The other thing you should know is that in 2025 you will have more than 3 billion people under the age of 25 -- in fact, under the age of 23. I've just been launching and working on an initiative with youth, and I met a group in Paris of young people with whom we're working, representing a couple hundred million young people. I started to talk to them about the future, and they said, "Listen, we're not the future -- we're the now -- we are here now, and there are 3 billion of us today. And there are a 1.8 billion that are under the age of 15, and there are 1.2 billion between 15 and 23. And we're the people that can both make the world and ruin the way things are going."

I think you've seen -- whether it be in child soldiers or in people that have never had a job -- that the issue of stability is tied very closely to the question of development and the question of hope. And there I have to say I think we've got it really wrong. I mean, when Mars was close to the Earth, I started to write a piece in which I said if a Martian came down and had a look at us in relation to the millennium goals, he would go back and report that we're crazy.

We have a $33 trillion global economy. We have an interest in terms of developing countries. The Martian would say, 'Well, I see that they are all linked on one planet -- by the environment, by health, by trade, by commerce, by drugs, by terror, by crime, by migration -- migration, a major issue in terms of demographics.' And in response to their own self claims, there they are, the rich countries, and they are putting now $56 billion into development assistance, of which of that only half goes in cash -- the rest goes to consultants and various other diversions. I hope I have not offended any consultant here -- very important work that is done. But the cash does arrive. And yet there's $350 billion of which either through the result of tariffs or subsidies goes to agricultural subsidies, agricultural assistance, and $800 billion is spent on defense.

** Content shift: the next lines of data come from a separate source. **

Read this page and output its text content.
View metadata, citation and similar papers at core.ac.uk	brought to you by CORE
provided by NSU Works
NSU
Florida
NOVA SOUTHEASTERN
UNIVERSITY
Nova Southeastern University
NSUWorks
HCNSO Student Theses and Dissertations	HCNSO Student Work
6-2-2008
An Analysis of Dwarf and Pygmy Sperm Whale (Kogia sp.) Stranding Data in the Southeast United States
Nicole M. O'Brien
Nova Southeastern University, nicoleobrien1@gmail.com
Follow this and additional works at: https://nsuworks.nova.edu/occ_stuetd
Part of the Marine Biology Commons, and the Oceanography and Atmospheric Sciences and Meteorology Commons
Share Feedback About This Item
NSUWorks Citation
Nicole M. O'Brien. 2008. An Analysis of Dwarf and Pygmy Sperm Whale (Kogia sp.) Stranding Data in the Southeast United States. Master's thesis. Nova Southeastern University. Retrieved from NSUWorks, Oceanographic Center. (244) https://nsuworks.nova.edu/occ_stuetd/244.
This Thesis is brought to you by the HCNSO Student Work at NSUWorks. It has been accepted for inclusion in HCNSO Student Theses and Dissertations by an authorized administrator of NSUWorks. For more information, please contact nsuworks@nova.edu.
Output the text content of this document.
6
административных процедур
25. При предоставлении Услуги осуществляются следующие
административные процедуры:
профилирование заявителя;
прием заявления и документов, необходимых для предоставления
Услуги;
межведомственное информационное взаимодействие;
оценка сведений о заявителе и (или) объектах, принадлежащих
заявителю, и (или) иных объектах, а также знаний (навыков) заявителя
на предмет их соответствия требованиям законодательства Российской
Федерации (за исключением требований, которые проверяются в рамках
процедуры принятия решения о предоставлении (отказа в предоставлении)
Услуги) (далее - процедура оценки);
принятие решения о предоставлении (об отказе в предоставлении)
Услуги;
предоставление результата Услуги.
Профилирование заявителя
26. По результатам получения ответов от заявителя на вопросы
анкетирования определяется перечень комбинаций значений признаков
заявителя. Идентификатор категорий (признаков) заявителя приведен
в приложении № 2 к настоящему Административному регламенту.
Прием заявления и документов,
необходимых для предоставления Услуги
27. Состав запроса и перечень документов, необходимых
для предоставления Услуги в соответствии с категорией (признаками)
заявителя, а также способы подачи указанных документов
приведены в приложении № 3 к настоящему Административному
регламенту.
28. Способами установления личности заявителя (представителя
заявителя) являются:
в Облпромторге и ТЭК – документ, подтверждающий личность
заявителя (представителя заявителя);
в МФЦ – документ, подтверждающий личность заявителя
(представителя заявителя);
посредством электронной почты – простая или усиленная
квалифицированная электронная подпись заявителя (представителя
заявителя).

So we have this curious imbalance between, if you buy my analysis, the issue of what is certain to affect the future of those kids I saw in Paris and the future of your kids or some of the junior members here, your future. I see my colleagues here -- we may not have to worry so much, except Bob, who seems to have eternal life and youth. But for the people in 20, 25 years' time, the issue is going to be this issue, and it is a certain issue. This is not a speculative issue. This is an issue that is on a train that is just coming down that track. And we are not addressing it, and we are not addressing it in a proper way. And this issue of imbalance of the resources that we are putting and the imbalance of our interests is something that I think this Council can well explore and support in terms of an area of serious interest.

I love coming to the Council to say this. I still have a few friends here. Most think I have gone off the rails, because I used to be a perfectly understandable investment banker with a kink about music. Now they see me coming here talking about poverty, and talking about these issues. And wonderful -- certainly hope that I'll stay in Washington, but wonder why -- how it has affected me. All I can say to you as my friends here is that after 8 and a half years in this job, I really passionately believe that this issue of poverty and this issue of equity is the issue that needs addressing as much or more as any other issue that we face.

It is my hope that in terms of having the opportunity to talk to you here tonight, and then respond to questions, that we can do even more on the Council to address an issue which is the issue of our day, and which is the issue which will determine the question of civility and peace.